Floating point issue & how to escape it.

Computers are better than humans in calculations. But here comes the floating point maths issue.

As we all know when we do the following math  1.2 - 1.0 = 0.2

0.2 is the desiered result. but when we try to do it with programming languages using native types. we get the result as 0.199999999999999996 . It’s a problem caused when the internal representation of floating-point numbers, which uses a fixed number of binary digits to represent a decimal number. It is difficult to represent some decimal number in binary, so in many cases, it leads to small roundoff errors.We know similar cases in decimal math, there are many results that can’t be represented with a fixed number of decimal digits.

For example : In a case where you have to add 5 + 10 = 15

But in case of decimal number things are different

For example if we try to calculate 1.2 - 1.0 you know we will get the result as 0.2 but if we give the same maths to a computer the result would be different.

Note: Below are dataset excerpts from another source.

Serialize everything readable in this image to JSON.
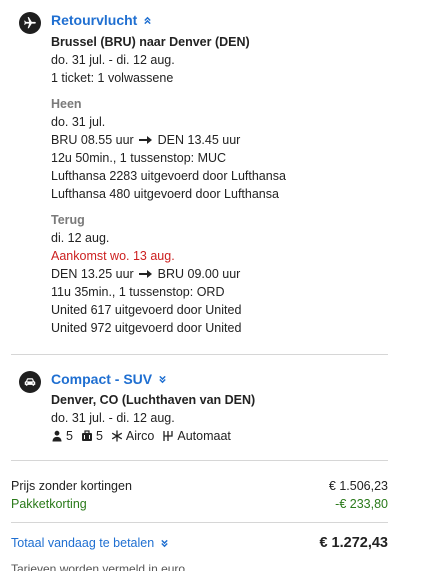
{
  "flight": {
    "icon": "airplane-icon",
    "title": "Retourvlucht",
    "route": "Brussel (BRU) naar Denver (DEN)",
    "dates": "do. 31 jul. - di. 12 aug.",
    "tickets": "1 ticket: 1 volwassene",
    "outbound": {
      "label": "Heen",
      "date": "do. 31 jul.",
      "dep": "BRU 08.55 uur",
      "arr": "DEN 13.45 uur",
      "duration": "12u 50min., 1 tussenstop: MUC",
      "segments": [
        "Lufthansa 2283 uitgevoerd door Lufthansa",
        "Lufthansa 480 uitgevoerd door Lufthansa"
      ]
    },
    "return": {
      "label": "Terug",
      "date": "di. 12 aug.",
      "arrival_note": "Aankomst wo. 13 aug.",
      "dep": "DEN 13.25 uur",
      "arr": "BRU 09.00 uur",
      "duration": "11u 35min., 1 tussenstop: ORD",
      "segments": [
        "United 617 uitgevoerd door United",
        "United 972 uitgevoerd door United"
      ]
    }
  },
  "car": {
    "icon": "car-icon",
    "title": "Compact - SUV",
    "location": "Denver, CO (Luchthaven van DEN)",
    "dates": "do. 31 jul. - di. 12 aug.",
    "amenities": {
      "passengers": "5",
      "bags": "5",
      "aircon": "Airco",
      "transmission": "Automaat"
    }
  },
  "pricing": {
    "base_label": "Prijs zonder kortingen",
    "base_value": "€ 1.506,23",
    "discount_label": "Pakketkorting",
    "discount_value": "-€ 233,80",
    "total_label": "Totaal vandaag te betalen",
    "total_value": "€ 1.272,43",
    "footnote": "Tarieven worden vermeld in euro"
  },
  "colors": {
    "link": "#1f6fd1",
    "discount": "#2a7a1a",
    "alert": "#cc1f1f"
  }
}
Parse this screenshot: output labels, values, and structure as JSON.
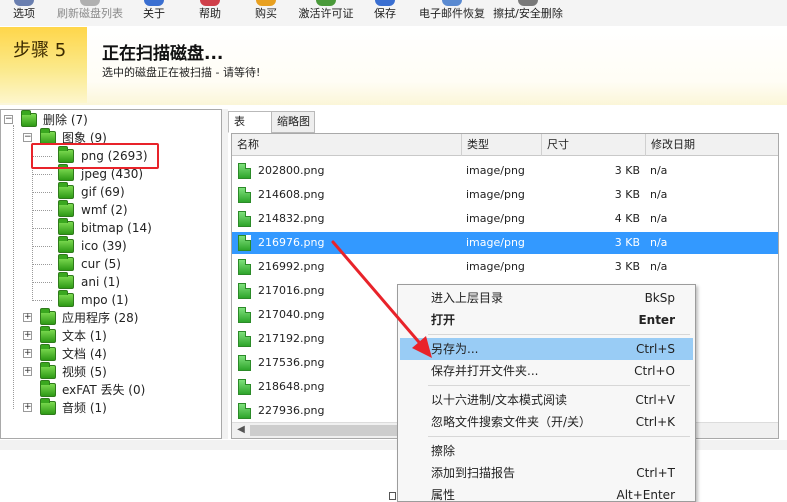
{
  "colors": {
    "accent_selected": "#3399ff",
    "annotation_red": "#e8232a",
    "menu_hover": "#99ccf5",
    "folder_green": "#2e9a16"
  },
  "toolbar": {
    "items": [
      {
        "label": "选项",
        "icon": "options-icon",
        "disabled": false,
        "color": "#6a7fb0"
      },
      {
        "label": "刷新磁盘列表",
        "icon": "refresh-drives-icon",
        "disabled": true,
        "color": "#b0b0b0"
      },
      {
        "label": "关于",
        "icon": "about-icon",
        "disabled": false,
        "color": "#3a6fd1"
      },
      {
        "label": "帮助",
        "icon": "help-icon",
        "disabled": false,
        "color": "#d0404a"
      },
      {
        "label": "购买",
        "icon": "buy-icon",
        "disabled": false,
        "color": "#e8a020"
      },
      {
        "label": "激活许可证",
        "icon": "activate-license-icon",
        "disabled": false,
        "color": "#4a9a3a"
      },
      {
        "label": "保存",
        "icon": "save-icon",
        "disabled": false,
        "color": "#3a6fd1"
      },
      {
        "label": "电子邮件恢复",
        "icon": "email-recovery-icon",
        "disabled": false,
        "color": "#5a8ad1"
      },
      {
        "label": "擦拭/安全删除",
        "icon": "secure-delete-icon",
        "disabled": false,
        "color": "#7a7a7a"
      }
    ]
  },
  "banner": {
    "step": "步骤 5",
    "title": "正在扫描磁盘...",
    "subtitle": "选中的磁盘正在被扫描 - 请等待!"
  },
  "tree": {
    "root": {
      "label": "删除 (7)",
      "expander": "−"
    },
    "images": {
      "label": "图象 (9)",
      "expander": "−"
    },
    "image_children": [
      "png (2693)",
      "jpeg (430)",
      "gif (69)",
      "wmf (2)",
      "bitmap (14)",
      "ico (39)",
      "cur (5)",
      "ani (1)",
      "mpo (1)"
    ],
    "others": [
      {
        "label": "应用程序 (28)",
        "expander": "+"
      },
      {
        "label": "文本 (1)",
        "expander": "+"
      },
      {
        "label": "文档 (4)",
        "expander": "+"
      },
      {
        "label": "视频 (5)",
        "expander": "+"
      },
      {
        "label": "exFAT 丢失 (0)",
        "expander": ""
      },
      {
        "label": "音频 (1)",
        "expander": "+"
      }
    ]
  },
  "tabs": [
    "表",
    "缩略图"
  ],
  "list": {
    "columns": [
      "名称",
      "类型",
      "尺寸",
      "修改日期"
    ],
    "rows": [
      {
        "name": "202800.png",
        "type": "image/png",
        "size": "3 KB",
        "date": "n/a",
        "selected": false
      },
      {
        "name": "214608.png",
        "type": "image/png",
        "size": "3 KB",
        "date": "n/a",
        "selected": false
      },
      {
        "name": "214832.png",
        "type": "image/png",
        "size": "4 KB",
        "date": "n/a",
        "selected": false
      },
      {
        "name": "216976.png",
        "type": "image/png",
        "size": "3 KB",
        "date": "n/a",
        "selected": true
      },
      {
        "name": "216992.png",
        "type": "image/png",
        "size": "3 KB",
        "date": "n/a",
        "selected": false
      },
      {
        "name": "217016.png",
        "type": "",
        "size": "",
        "date": "",
        "selected": false
      },
      {
        "name": "217040.png",
        "type": "",
        "size": "",
        "date": "",
        "selected": false
      },
      {
        "name": "217192.png",
        "type": "",
        "size": "",
        "date": "",
        "selected": false
      },
      {
        "name": "217536.png",
        "type": "",
        "size": "",
        "date": "",
        "selected": false
      },
      {
        "name": "218648.png",
        "type": "",
        "size": "",
        "date": "",
        "selected": false
      },
      {
        "name": "227936.png",
        "type": "",
        "size": "",
        "date": "",
        "selected": false
      }
    ]
  },
  "context_menu": {
    "items": [
      {
        "label": "进入上层目录",
        "shortcut": "BkSp"
      },
      {
        "label": "打开",
        "shortcut": "Enter",
        "bold": true
      },
      {
        "label": "另存为...",
        "shortcut": "Ctrl+S",
        "hover": true
      },
      {
        "label": "保存并打开文件夹...",
        "shortcut": "Ctrl+O"
      },
      {
        "label": "以十六进制/文本模式阅读",
        "shortcut": "Ctrl+V"
      },
      {
        "label": "忽略文件搜索文件夹（开/关）",
        "shortcut": "Ctrl+K"
      },
      {
        "label": "擦除",
        "shortcut": ""
      },
      {
        "label": "添加到扫描报告",
        "shortcut": "Ctrl+T"
      },
      {
        "label": "属性",
        "shortcut": "Alt+Enter"
      }
    ]
  }
}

For example when a computer calculates the same maths we get the result as 0.199999999999999996. Which is bulllshit according to humans. This happens with numbers when a computer does decimal calculations.

This is because humans mostly calculate maths based on the base of 10. 0 to 9 can fit in any decimal place and each digit that you increment to the left represents a multiple of 10 and digits to the right represents the division of 10. If the system is base 10 we can use the fraction of the base factor of base. In the base 10 system we can express fractions that are prime factors of base. Base factors of 10 are 5 and 2. So ½ , ¼, ⅕ , ⅛, 1/10 these can be expressed properly. But when we try to express more precise calculations. So if you take a fraction that cant be expressed in base 10 like ⅓ that is 0.3 so in this case 0.3 times 0.3 becomes 0.9. Or 0.33 three times3  is 0.99. One third is a number that can get closer to the correct value but never there.  

In the case of computers they use binary. Eight represented in binary is 1000 so you need four decimal places in base 2 to represent it. The same way 255 in binary is 11111111  so you need 8 decimal places to represent 255. It is the highest number that can be fit inside 8 decimal places. Each time that you add another decimal place to the lest in base  2 the maximum value doubles and each time to the right a value halves. In binary we can represent ½ , ¼, ⅕ , ⅛  since it is half. But in case of ⅕ and 1/10 the problem occurs.

For example if we use 0.1 + 0.3 = 0.4 but if we add 0.1+0.2 we get 0.3000000000000004. This problem may sound minute but here is where the problem occurs (0.3*3)==0.9 the response would be false. This is just a case. This is caused due to a rounding off issue.

Solutions:

  1. Use doubt precision floats
  2. Rounding off ( but this will change from platform to platform )
  3. If precision if very important you should store the value as integer & use arthemitic to adjust based on your needs.